Adam Flynn of trademark specialists FR Kelly says that it’s very important to ensure that once a shortlist of potential names has been drawn up, each name is checked to see if anyone else has registered an identical or similar trademark to it.

You have to be creative when coming up with a new name

“People come to us all the time when they’re about to launch their company or product or shortly after, and ask us to run a trademark clearance search. By that stage, it’s often too late,” Flynn says.

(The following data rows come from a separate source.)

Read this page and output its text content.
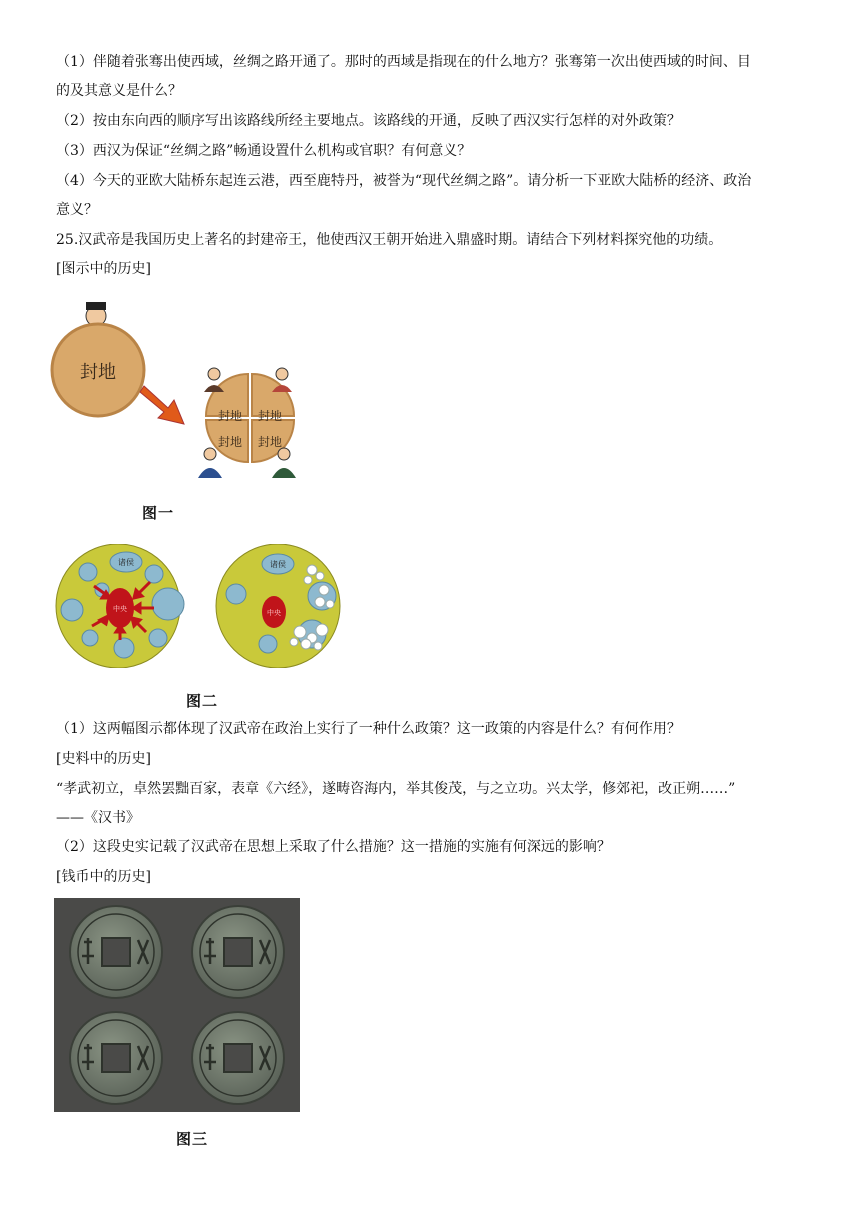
（1）伴随着张骞出使西域，丝绸之路开通了。那时的西域是指现在的什么地方？张骞第一次出使西域的时间、目
的及其意义是什么？
（2）按由东向西的顺序写出该路线所经主要地点。该路线的开通，反映了西汉实行怎样的对外政策？
（3）西汉为保证“丝绸之路”畅通设置什么机构或官职？有何意义？
（4）今天的亚欧大陆桥东起连云港，西至鹿特丹，被誉为“现代丝绸之路”。请分析一下亚欧大陆桥的经济、政治
意义？
25.汉武帝是我国历史上著名的封建帝王，他使西汉王朝开始进入鼎盛时期。请结合下列材料探究他的功绩。
[图示中的历史]
封地
封地 封地
封地 封地
图一
诸侯
中央
诸侯
中央
图二
（1）这两幅图示都体现了汉武帝在政治上实行了一种什么政策？这一政策的内容是什么？有何作用？
[史料中的历史]
“孝武初立，卓然罢黜百家，表章《六经》，遂畴咨海内，举其俊茂，与之立功。兴太学，修郊祀，改正朔……”
——《汉书》
（2）这段史实记载了汉武帝在思想上采取了什么措施？这一措施的实施有何深远的影响？
[钱币中的历史]
图三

“I dealt with a company recently that was ready to launch a new alcohol brand in Ireland and they had all of their branded labels, packaging and marketing materials printed and ready to go. I ran a clearance search of the trademark databases for them and found out that there was a very similar trademark already registered for identical products. As a result, that brand was abandoned and all labels, packaging and marketing materials went straight into the proverbial bin. They had to completely start afresh with a new budget and a wiser perspective.”

It can be even more damaging if a new brand has been trading for a while and something or somebody comes out of the woodwork that deems their trademark has been infringed and is entitled to halt its use. A lot of financial expenditure may already have been deployed on advertising, getting products to market and now all of a sudden, not only do you have to stop using your brand and come up with a new one, you might actually find yourself on the wrong end of a trademark infringement lawsuit and have to pay upwards of €100,000 to defend yourself. On top of this, if you lose, you may also have to pay the other side’s legal fees.

Be creative

“You have to be creative when coming up with a new name. You need to pick something that is unique and distinctive. Something that stands out and makes it easy for consumers to associate your products or services with your company which is where an agency like CI Studio comes in,” says Flynn.

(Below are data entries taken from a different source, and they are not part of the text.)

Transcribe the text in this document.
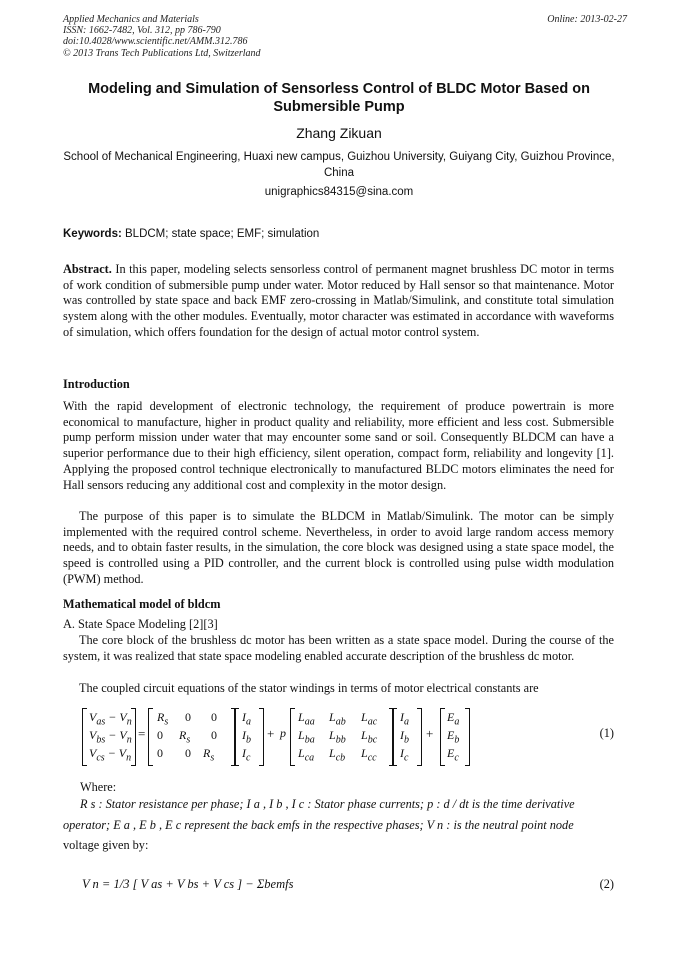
Applied Mechanics and Materials
ISSN: 1662-7482, Vol. 312, pp 786-790
doi:10.4028/www.scientific.net/AMM.312.786
© 2013 Trans Tech Publications Ltd, Switzerland
Online: 2013-02-27
Modeling and Simulation of Sensorless Control of BLDC Motor Based on Submersible Pump
Zhang Zikuan
School of Mechanical Engineering, Huaxi new campus, Guizhou University, Guiyang City, Guizhou Province, China
unigraphics84315@sina.com
Keywords: BLDCM; state space; EMF; simulation
Abstract. In this paper, modeling selects sensorless control of permanent magnet brushless DC motor in terms of work condition of submersible pump under water. Motor reduced by Hall sensor so that maintenance. Motor was controlled by state space and back EMF zero-crossing in Matlab/Simulink, and constitute total simulation system along with the other modules. Eventually, motor character was estimated in accordance with waveforms of simulation, which offers foundation for the design of actual motor control system.
Introduction
With the rapid development of electronic technology, the requirement of produce powertrain is more economical to manufacture, higher in product quality and reliability, more efficient and less cost. Submersible pump perform mission under water that may encounter some sand or soil. Consequently BLDCM can have a superior performance due to their high efficiency, silent operation, compact form, reliability and longevity [1]. Applying the proposed control technique electronically to manufactured BLDC motors eliminates the need for Hall sensors reducing any additional cost and complexity in the motor design.
The purpose of this paper is to simulate the BLDCM in Matlab/Simulink. The motor can be simply implemented with the required control scheme. Nevertheless, in order to avoid large random access memory needs, and to obtain faster results, in the simulation, the core block was designed using a state space model, the speed is controlled using a PID controller, and the current block is controlled using pulse width modulation (PWM) method.
Mathematical model of bldcm
A. State Space Modeling [2][3]
The core block of the brushless dc motor has been written as a state space model. During the course of the system, it was realized that state space modeling enabled accurate description of the brushless dc motor.
The coupled circuit equations of the stator windings in terms of motor electrical constants are
$V_{as} - V_n$
$V_{bs} - V_n$
$V_{cs} - V_n$
=
$R_s$ 0 0
0 $R_s$ 0
0 0 $R_s$
$I_a$
$I_b$
$I_c$
+ p
$L_{aa}$ $L_{ab}$ $L_{ac}$
$L_{ba}$ $L_{bb}$ $L_{bc}$
$L_{ca}$ $L_{cb}$ $L_{cc}$
$I_a$
$I_b$
$I_c$
+
$E_a$
$E_b$
$E_c$
(1)
Where:
R s : Stator resistance per phase; I a , I b , I c : Stator phase currents; p : d / dt is the time derivative
operator; E a , E b , E c represent the back emfs in the respective phases; V n : is the neutral point node
voltage given by:
V n = 1/3 [ V as + V bs + V cs ] − Σbemfs	(2)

If you pick a name that isn’t very distinctive or is too descriptive of your products or services, there can be two major consequences. First, customers are less likely to remember your brand or associate it with you, and second, if you try to register it as a trademark, it’s very likely that the Trademarks Registry will refuse your application. If you can’t register your brand as a trademark then it’s incredibly difficult to stop others from copying it.

At CI Studio, we’re lucky in that we have a namer (yes, there is such a person), who has over 20 years of experience creating brand names; from global gaming brands such as Havok, to more local brands such as Saba or public bodies such as Tusla or Intreo.

It’s a collaborative process with the whole creative team and with the client team, which is a bit like a funnel.

At the top are the lenses (agreed naming directions for consideration) that we look through. As we develop names that work under these lenses or headings, we begin to select and discard them using the criteria we have agreed with the client. Typically, these criteria can be phonetic (easy to say and remember), semantic (does it convey the right idea or tone), strategic (does it align to the business objectives) and available (are domains free, potential to trademark).

Niall Corcoran is managing director of CI Studio

There are very few (if any) one word .com domains that are available to buy anymore. The proliferation of brands, driven by the internet and social media in the last 20 years, means that they are all pretty much gone. If they are available to buy, they are extremely expensive.

Close to home, an Irish tech company called Teamwork reportedly spent $675,000 to buy the teamwork.com domain. So “word-ging” tweaking, splicing and dicing words to craft a name that fits, that works with the brand, that has the right tone, which is clean and clear, which the brand can occupy, own and in time build meaning into, is the challenge for any great name.

The great Roddy Doyle once said, “I like naming characters.” Reversing this, a good approach to developing a brand would be to see the name as a central character in the story that the brand wants to tell, and to give it the unique gravitas it deserves.